Here are some ideas worth having in mind if you’re looking for a loan as a startup or a small business:
1. Be honest and realistic
It is vital that you believe in what you’re working on as you apply for any form of funding. However, it is also important not to get carried away with your own enthusiasm or to be dishonest with potential lenders you’re hoping to work with. You’re credit records will tell their own story to your prospective funders and it’s far more efficient to start discussions from the reality of your position rather than any kind of idealised version that won’t stand up to scrutiny.
2. Don’t be won over by headline figures alone
There is a good deal of unmet demand for business loans among startups and other fledgling companies and banks and other lenders are well of aware of that. Sometimes the headline figures you’ll see associated with a loan deal will not tell the whole story and it’s important not to be fooled into thinking a funding proposition is more affordable than it actually is.
In short, borrowing money as a small business is generally not as straightforward as it once was. So if you feel as if you may have stumbled across an incredibly easy-to-afford business loan then there is a fair chance you’re mistaken and you need to re-read and reconsider the terms you’re being presented with.
3. Consider all the alternatives
The difficulties that many start-ups and small businesses face in finding funding or loans of any sort has led to the emergence of new alternatives to traditional bank loans. All of which means that ambitious SMEs can now choose from a broader range of options as they look to raise finance for their companies.
In the current climate, it can be crucial for small business bosses to keep an open mind about what kind of financial solutions might be available and what might work as a way of accessing funds that make a real difference.
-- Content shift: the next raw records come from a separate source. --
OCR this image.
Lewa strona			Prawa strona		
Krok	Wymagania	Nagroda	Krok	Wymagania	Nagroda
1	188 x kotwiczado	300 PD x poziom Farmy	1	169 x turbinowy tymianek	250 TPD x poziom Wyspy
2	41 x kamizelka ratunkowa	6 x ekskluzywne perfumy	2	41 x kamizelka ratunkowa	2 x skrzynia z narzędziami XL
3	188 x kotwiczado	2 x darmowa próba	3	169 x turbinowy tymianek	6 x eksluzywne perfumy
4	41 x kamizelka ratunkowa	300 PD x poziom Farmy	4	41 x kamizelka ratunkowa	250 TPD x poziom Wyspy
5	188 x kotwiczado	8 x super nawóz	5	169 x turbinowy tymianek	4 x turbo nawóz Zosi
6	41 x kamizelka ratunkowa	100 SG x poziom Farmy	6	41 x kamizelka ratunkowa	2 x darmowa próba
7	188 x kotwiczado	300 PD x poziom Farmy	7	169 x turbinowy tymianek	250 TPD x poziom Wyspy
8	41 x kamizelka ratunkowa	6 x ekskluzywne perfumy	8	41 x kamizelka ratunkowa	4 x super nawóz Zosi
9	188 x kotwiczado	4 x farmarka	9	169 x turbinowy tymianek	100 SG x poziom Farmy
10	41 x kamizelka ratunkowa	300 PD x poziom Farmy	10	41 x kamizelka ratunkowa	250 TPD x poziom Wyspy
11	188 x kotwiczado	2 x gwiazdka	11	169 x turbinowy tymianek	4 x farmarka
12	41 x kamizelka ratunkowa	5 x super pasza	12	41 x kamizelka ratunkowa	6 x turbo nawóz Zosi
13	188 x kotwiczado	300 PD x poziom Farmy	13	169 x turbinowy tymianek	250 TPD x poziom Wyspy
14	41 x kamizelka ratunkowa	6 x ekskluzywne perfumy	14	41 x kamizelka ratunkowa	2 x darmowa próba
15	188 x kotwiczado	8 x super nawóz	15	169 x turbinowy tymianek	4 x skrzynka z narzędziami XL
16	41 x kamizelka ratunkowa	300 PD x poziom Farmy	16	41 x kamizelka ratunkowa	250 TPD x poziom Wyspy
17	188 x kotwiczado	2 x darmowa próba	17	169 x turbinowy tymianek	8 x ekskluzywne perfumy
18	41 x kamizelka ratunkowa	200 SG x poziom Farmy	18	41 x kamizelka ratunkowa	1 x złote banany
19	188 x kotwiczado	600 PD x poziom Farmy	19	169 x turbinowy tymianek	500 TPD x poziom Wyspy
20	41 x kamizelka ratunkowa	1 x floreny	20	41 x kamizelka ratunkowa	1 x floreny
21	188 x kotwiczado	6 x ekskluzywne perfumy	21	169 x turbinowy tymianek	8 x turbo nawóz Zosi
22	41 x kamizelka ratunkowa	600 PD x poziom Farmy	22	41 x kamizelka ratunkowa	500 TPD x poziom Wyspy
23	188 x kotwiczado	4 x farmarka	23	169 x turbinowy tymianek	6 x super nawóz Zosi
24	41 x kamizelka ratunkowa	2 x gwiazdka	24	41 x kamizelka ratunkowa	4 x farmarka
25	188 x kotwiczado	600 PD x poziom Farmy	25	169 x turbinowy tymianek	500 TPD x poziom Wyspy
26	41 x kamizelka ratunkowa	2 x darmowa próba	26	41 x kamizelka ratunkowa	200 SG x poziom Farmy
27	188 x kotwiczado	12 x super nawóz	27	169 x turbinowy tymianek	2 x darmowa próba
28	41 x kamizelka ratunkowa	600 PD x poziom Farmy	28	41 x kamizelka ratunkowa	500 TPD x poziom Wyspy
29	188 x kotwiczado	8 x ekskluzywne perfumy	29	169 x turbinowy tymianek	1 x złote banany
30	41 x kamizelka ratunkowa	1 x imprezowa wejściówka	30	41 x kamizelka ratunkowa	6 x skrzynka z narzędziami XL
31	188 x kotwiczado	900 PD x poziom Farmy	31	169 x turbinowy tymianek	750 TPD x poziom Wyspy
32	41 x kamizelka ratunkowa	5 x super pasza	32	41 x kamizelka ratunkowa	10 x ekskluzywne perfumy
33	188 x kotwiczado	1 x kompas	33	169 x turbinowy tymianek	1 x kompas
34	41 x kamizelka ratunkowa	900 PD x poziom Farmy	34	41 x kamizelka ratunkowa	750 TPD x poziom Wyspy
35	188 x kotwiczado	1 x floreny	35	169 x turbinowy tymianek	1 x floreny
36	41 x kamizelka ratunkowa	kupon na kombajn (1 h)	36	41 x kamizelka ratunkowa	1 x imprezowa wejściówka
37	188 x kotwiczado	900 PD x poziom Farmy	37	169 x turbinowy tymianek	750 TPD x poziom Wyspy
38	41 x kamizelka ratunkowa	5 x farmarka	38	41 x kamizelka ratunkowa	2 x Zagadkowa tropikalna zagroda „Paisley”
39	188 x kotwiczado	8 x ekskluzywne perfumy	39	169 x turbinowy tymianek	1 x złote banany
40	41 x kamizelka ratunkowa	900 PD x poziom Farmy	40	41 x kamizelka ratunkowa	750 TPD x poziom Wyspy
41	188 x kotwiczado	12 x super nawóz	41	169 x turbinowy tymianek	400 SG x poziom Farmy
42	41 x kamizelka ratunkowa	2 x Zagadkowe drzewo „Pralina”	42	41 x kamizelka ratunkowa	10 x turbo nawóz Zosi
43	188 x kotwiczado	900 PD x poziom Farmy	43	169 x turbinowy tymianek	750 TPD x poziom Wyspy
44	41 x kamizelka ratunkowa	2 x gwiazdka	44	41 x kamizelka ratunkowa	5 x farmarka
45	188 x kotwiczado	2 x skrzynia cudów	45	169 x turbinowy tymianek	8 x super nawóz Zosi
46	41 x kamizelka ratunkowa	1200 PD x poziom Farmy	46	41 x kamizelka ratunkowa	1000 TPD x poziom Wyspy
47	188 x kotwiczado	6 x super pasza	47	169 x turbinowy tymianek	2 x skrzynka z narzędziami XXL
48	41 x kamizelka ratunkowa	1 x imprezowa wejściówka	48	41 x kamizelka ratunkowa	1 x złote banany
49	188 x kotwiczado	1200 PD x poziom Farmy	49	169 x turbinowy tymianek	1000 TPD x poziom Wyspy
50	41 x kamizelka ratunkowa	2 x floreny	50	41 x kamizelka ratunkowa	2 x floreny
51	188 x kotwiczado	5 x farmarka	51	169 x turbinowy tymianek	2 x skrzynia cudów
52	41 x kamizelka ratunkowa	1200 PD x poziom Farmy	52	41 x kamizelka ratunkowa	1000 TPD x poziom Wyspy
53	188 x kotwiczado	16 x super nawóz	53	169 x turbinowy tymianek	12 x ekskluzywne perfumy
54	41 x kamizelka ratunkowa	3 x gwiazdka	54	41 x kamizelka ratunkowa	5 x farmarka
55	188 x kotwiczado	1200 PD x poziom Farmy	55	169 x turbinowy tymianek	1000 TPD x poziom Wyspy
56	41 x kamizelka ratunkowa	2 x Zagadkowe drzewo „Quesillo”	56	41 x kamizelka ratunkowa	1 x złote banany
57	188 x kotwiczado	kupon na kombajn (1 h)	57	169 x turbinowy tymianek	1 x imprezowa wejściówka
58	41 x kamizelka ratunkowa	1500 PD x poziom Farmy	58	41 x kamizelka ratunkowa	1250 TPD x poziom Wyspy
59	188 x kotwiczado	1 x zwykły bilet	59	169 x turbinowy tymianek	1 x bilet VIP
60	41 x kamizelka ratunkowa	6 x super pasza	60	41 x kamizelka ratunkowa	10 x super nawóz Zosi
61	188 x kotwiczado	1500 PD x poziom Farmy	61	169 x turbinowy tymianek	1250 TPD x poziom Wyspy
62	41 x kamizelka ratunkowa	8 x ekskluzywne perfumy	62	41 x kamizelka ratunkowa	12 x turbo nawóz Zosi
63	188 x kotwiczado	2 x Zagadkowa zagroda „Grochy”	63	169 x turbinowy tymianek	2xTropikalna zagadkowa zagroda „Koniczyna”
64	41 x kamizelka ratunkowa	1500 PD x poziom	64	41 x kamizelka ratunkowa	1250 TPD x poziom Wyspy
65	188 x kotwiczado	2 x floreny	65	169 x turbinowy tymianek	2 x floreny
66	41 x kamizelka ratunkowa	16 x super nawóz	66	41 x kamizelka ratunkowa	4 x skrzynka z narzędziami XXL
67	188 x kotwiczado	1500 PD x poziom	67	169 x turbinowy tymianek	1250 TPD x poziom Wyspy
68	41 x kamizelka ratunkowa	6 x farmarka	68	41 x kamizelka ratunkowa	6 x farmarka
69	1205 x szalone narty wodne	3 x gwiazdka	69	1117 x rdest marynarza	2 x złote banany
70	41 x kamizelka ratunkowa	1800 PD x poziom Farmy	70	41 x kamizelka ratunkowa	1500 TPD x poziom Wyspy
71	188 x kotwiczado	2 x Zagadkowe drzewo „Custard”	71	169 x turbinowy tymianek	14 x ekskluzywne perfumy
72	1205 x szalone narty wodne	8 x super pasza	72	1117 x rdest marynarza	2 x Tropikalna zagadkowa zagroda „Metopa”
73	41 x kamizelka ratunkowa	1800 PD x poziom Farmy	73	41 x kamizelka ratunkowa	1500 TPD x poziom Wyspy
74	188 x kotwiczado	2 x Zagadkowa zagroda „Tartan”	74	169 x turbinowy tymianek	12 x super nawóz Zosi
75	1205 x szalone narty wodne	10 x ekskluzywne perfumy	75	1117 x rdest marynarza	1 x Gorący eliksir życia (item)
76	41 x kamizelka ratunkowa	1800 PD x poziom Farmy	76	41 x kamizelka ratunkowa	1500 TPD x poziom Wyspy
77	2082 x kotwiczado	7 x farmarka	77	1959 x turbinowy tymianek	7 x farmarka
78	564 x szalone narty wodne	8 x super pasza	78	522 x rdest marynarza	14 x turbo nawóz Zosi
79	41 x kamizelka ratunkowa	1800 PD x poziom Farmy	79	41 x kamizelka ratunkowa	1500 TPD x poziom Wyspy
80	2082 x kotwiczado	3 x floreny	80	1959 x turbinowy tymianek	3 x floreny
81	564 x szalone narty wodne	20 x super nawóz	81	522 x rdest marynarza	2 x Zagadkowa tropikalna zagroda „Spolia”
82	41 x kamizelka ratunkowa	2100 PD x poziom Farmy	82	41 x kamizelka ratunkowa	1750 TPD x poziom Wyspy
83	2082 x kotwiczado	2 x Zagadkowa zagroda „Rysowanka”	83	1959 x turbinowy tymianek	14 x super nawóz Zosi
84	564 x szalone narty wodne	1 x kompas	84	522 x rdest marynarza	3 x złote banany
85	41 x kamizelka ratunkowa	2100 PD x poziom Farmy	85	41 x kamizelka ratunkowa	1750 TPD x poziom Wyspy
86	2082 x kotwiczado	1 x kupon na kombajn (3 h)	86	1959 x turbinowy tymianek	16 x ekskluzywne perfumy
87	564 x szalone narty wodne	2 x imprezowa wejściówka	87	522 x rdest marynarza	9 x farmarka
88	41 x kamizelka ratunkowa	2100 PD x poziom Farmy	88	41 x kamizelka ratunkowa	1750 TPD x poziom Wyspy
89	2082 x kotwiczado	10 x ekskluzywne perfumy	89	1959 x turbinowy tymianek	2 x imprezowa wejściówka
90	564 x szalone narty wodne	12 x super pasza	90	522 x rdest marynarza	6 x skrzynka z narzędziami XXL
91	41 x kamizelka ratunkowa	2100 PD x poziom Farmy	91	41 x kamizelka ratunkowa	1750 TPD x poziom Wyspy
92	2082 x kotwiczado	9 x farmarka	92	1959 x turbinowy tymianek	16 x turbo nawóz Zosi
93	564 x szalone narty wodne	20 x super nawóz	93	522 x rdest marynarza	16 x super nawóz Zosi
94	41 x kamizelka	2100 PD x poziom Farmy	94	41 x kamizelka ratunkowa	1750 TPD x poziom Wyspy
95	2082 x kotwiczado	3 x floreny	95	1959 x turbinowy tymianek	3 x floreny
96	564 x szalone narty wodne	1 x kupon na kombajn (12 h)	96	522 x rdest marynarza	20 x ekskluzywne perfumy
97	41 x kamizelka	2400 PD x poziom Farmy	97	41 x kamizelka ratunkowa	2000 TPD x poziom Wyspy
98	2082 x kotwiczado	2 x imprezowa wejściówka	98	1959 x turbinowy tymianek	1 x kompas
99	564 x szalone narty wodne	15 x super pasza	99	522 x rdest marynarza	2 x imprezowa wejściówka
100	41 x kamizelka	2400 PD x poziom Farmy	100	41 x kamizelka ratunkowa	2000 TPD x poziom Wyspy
Depending on the industry or sector you’re in, you could find that there are specialist lenders willing to work with you on the basis of a clear understanding of your business and what you need.
4. Use your assets
It’s often a tough reality to face but failing to find funding where and when it is needed can be the difference between sustainability and failure for startup companies of any kind. Therefore, staving off financial disaster will often amount to an end in itself and it’s one that can be achieved through the leveraging of any existing assets that your company has access to. This might mean property, machinery, vehicles or other physical assets, or it might mean using your invoices or your sales ledger to raise cash on the basis of future earnings.
5. Seek support when you need it
Securing finance and approaching the process of raising funds can be crucial for startups and small businesses but it is generally too much to expect founders and directors to be experts in these areas. Therefore, it makes sense and can make a very significant difference if relevant stakeholders reach out and get help, guidance, advice and support when they need it most from experts and specialists in these kinds of areas.